I don't understand where the H+ comes from, I mean I know it comes from the acid, but don't I need an equilibrium constant K to solve for the H+?
No. Since the product is NaCl and water and the NaCl doesn't hydrolyze, the H+ or OH- comes from the excess of HCl OR NaOH. Look at the mols HCl and the mols NaOH. Calculate each according to my last post. You will see one is larger than the other. So subtract them to find the difference and that will be the H+ if it is the HCl in excess OR it will be the OH- if it is the NaOH in excess. Both HCl AND NaOH are strong acids and bases so neither has a Ka or Kb.
A note that when you subtract the difference is the MOLS of excess reagent. The concentration is mols/L to calculate H+ or OH- so mols/0.175 L is the concentration.
To determine the pH of the resultant solution, we need to consider the reaction that occurs when NaOH reacts with HCl. The balanced chemical equation for the reaction is:
NaOH + HCl → NaCl + H2O
This reaction between the strong base (NaOH) and strong acid (HCl) forms a neutral salt (NaCl) and produces water (H2O). Since the reaction goes to completion, we can assume that all the NaOH and HCl react completely, leaving no excess of either reactant.
To find the pH of the resultant solution, we need to calculate the concentration of H+ ions (protons) in the solution. Since the reaction fully neutralizes the acid and base, the concentration of H+ and OH- ions in the final solution will be equal. This means that the concentration of H+ ions in the final solution is determined by the excess of the stronger acid or stronger base.
In this case, the HCl solution is the stronger acid compared to NaOH. We need to determine how much of the acid solution is left after the reaction takes place.
First, let's calculate the number of moles of HCl and NaOH using the given concentrations and volumes:
Moles of HCl = Concentration of HCl × Volume of HCl solution
= 0.15 M × 75 mL
= 0.01125 moles
Moles of NaOH = Concentration of NaOH × Volume of NaOH solution
= 0.10 M × 100 mL
= 0.01 moles
Now, we need to compare the number of moles of HCl and NaOH to determine which reactant is in excess.
Since the stoichiometry of the balanced chemical equation is 1:1, we can see that HCl is in excess because it has a higher number of moles (0.01125 moles) compared to NaOH (0.01 moles).

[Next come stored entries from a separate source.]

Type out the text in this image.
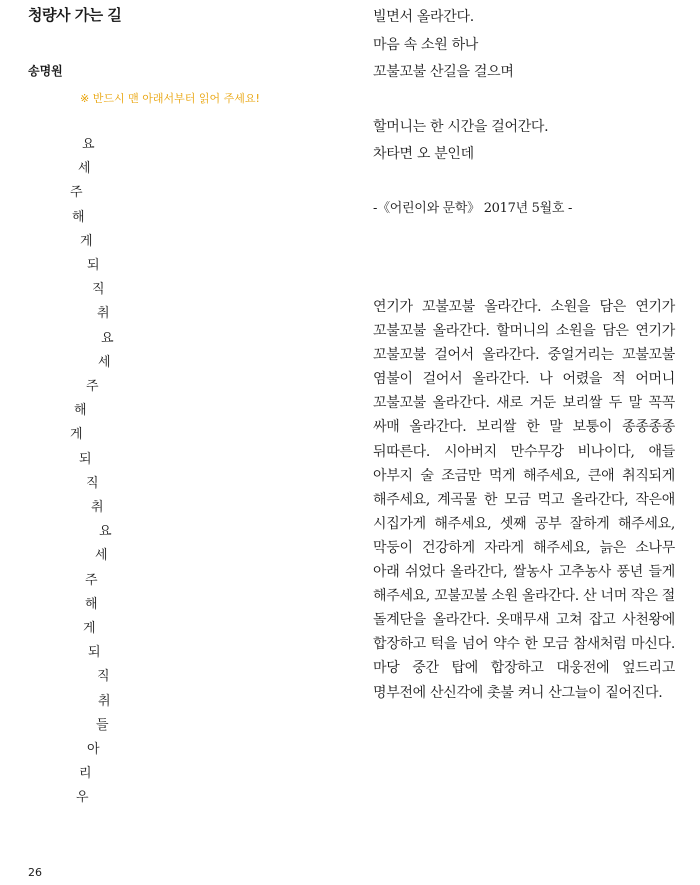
청량사 가는 길
송명원
※ 반드시 맨 아래서부터 읽어 주세요!
요
세
주
해
게
되
직
취
요
세
주
해
게
되
직
취
요
세
주
해
게
되
직
취
들
아
리
우
빌면서 올라간다.
마음 속 소원 하나
꼬불꼬불 산길을 걸으며
할머니는 한 시간을 걸어간다.
차타면 오 분인데
-《어린이와 문학》 2017년 5월호 -
연기가 꼬불꼬불 올라간다. 소원을 담은 연기가 꼬불꼬불 올라간다. 할머니의 소원을 담은 연기가 꼬불꼬불 걸어서 올라간다. 중얼거리는 꼬불꼬불 염불이 걸어서 올라간다. 나 어렸을 적 어머니 꼬불꼬불 올라간다. 새로 거둔 보리쌀 두 말 꼭꼭 싸매 올라간다. 보리쌀 한 말 보퉁이 종종종종 뒤따른다. 시아버지 만수무강 비나이다, 애들 아부지 술 조금만 먹게 해주세요, 큰애 취직되게 해주세요, 계곡물 한 모금 먹고 올라간다, 작은애 시집가게 해주세요, 셋째 공부 잘하게 해주세요, 막둥이 건강하게 자라게 해주세요, 늙은 소나무 아래 쉬었다 올라간다, 쌀농사 고추농사 풍년 들게 해주세요, 꼬불꼬불 소원 올라간다. 산 너머 작은 절 돌계단을 올라간다. 옷매무새 고쳐 잡고 사천왕에 합장하고 턱을 넘어 약수 한 모금 참새처럼 마신다. 마당 중간 탑에 합장하고 대웅전에 엎드리고 명부전에 산신각에 촛불 켜니 산그늘이 짙어진다.
26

Since all the excess HCl has reacted, we can find the concentration of H+ ions in the resultant solution by only considering the remaining NaOH.
Therefore, the concentration of H+ ions can be calculated by dividing the number of moles of NaOH by the total volume of the resultant solution:
Concentration of H+ ions = Moles of NaOH / Total volume of the resultant solution
The total volume of the resultant solution is the sum of the volumes of the NaOH and HCl solutions:
Total volume of resultant solution = Volume of NaOH solution + Volume of HCl solution
= 100 mL + 75 mL
= 175 mL
Concentration of H+ ions = 0.01 moles / 175 mL
Now, to find the pH, we need to calculate the negative logarithm (base 10) of the H+ ion concentration using the formula:
pH = -log10 [H+]
Calculate the value by substituting the concentration of H+ ions into the formula:
pH = -log10 (0.01 moles / 175 mL)
After performing the calculations, you will obtain the pH value of the resultant solution.